| Thank you for doing that. This explains much. For a while now I have been running a cronjob to commit my profile's sessionstore-backups directory to a git repo every 5 minutes. This is because, occasionally, when Firefox starts, it will load tabs in some kind of limbo state where the page is blank and the title is displayed in the tab--but if I refresh the page, it immediately goes to about:blank, and the original tab is completely lost. When this happens, I can dig the tabs out of the recovery.js or previous.js files with a Python script that dumps the tabs out of the JSON, but if Firefox overwrites those files first, I can't. So the git repo lets me recover them no matter what. What I have noticed is that the git repo grows huge very quickly. Right now my recovery.js file is 2.6 MB (which seems ridiculous for storing a list of URLs and title strings), but the git repo is 4.3 GB. If I run "git gc --aggressive" and wait a long time, it compresses down very well, to a few hundred MB. But it's simply absurd how much data is being stored, and storing useless stuff like images in data URIs explains a lot. |
Like you, I also observed that exactly the people who depend on the tabs to "remain" after the restart are those who are hit by the bugs in the "restoration" and as I've said, I believe the users would more prefer to have "stable" tabs and URLs than the "fully restored sessions in the tabs" when all the tabs fully randomly (for them) disappear.

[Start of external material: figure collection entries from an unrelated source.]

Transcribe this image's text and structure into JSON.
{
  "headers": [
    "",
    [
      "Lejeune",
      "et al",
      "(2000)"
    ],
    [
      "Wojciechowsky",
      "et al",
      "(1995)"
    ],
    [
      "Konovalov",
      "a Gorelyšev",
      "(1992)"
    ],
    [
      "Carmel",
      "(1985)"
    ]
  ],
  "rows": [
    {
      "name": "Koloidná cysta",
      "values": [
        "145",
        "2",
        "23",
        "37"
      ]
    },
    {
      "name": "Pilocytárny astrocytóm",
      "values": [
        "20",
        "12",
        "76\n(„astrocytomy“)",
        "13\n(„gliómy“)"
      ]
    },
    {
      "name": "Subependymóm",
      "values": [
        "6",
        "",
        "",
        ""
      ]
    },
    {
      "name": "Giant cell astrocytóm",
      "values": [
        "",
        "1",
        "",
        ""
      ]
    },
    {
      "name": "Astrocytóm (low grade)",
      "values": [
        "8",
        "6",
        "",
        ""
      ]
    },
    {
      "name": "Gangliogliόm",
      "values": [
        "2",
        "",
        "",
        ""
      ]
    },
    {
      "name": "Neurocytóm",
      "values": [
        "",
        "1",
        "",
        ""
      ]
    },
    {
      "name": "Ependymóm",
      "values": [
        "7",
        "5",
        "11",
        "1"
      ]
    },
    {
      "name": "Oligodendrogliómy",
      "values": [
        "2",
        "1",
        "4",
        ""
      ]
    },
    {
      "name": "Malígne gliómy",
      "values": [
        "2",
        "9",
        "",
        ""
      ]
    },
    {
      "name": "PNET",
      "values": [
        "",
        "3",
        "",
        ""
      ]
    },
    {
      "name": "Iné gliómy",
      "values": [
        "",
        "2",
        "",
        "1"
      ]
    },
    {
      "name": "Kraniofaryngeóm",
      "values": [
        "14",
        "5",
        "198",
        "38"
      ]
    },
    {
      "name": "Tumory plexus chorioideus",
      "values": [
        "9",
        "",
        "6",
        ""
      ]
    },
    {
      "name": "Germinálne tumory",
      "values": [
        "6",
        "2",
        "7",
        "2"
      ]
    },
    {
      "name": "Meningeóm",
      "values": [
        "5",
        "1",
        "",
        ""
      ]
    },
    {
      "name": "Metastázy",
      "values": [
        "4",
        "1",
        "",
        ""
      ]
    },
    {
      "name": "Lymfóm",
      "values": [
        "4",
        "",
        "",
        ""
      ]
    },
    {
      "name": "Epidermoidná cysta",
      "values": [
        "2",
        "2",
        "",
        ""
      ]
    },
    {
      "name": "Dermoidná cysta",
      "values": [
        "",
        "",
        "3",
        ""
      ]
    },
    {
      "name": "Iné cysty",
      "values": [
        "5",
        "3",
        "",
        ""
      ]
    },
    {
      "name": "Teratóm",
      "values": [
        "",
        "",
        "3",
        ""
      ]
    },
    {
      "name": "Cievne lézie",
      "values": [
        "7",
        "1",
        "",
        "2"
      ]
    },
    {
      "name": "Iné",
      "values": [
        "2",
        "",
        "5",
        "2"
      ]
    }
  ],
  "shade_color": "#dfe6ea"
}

Maybe saving just the tabs and URLs separately from "everything session" would be a good step to the robustness (since it would be much less data and much less chance to get corrupted) and then maybe, pretty please, an option "don't save session data" can be in the about:config too)?
Once there's decision to store just the URLs of the tabs as the separate file, the file can even be organized in a way that just the URL that is changed gets rewritten, therefore making the "complete corruption" of the file impossible and also removing the necessity for Firefox to keep N older versions of the big files (which then eventually still don't help the user like you).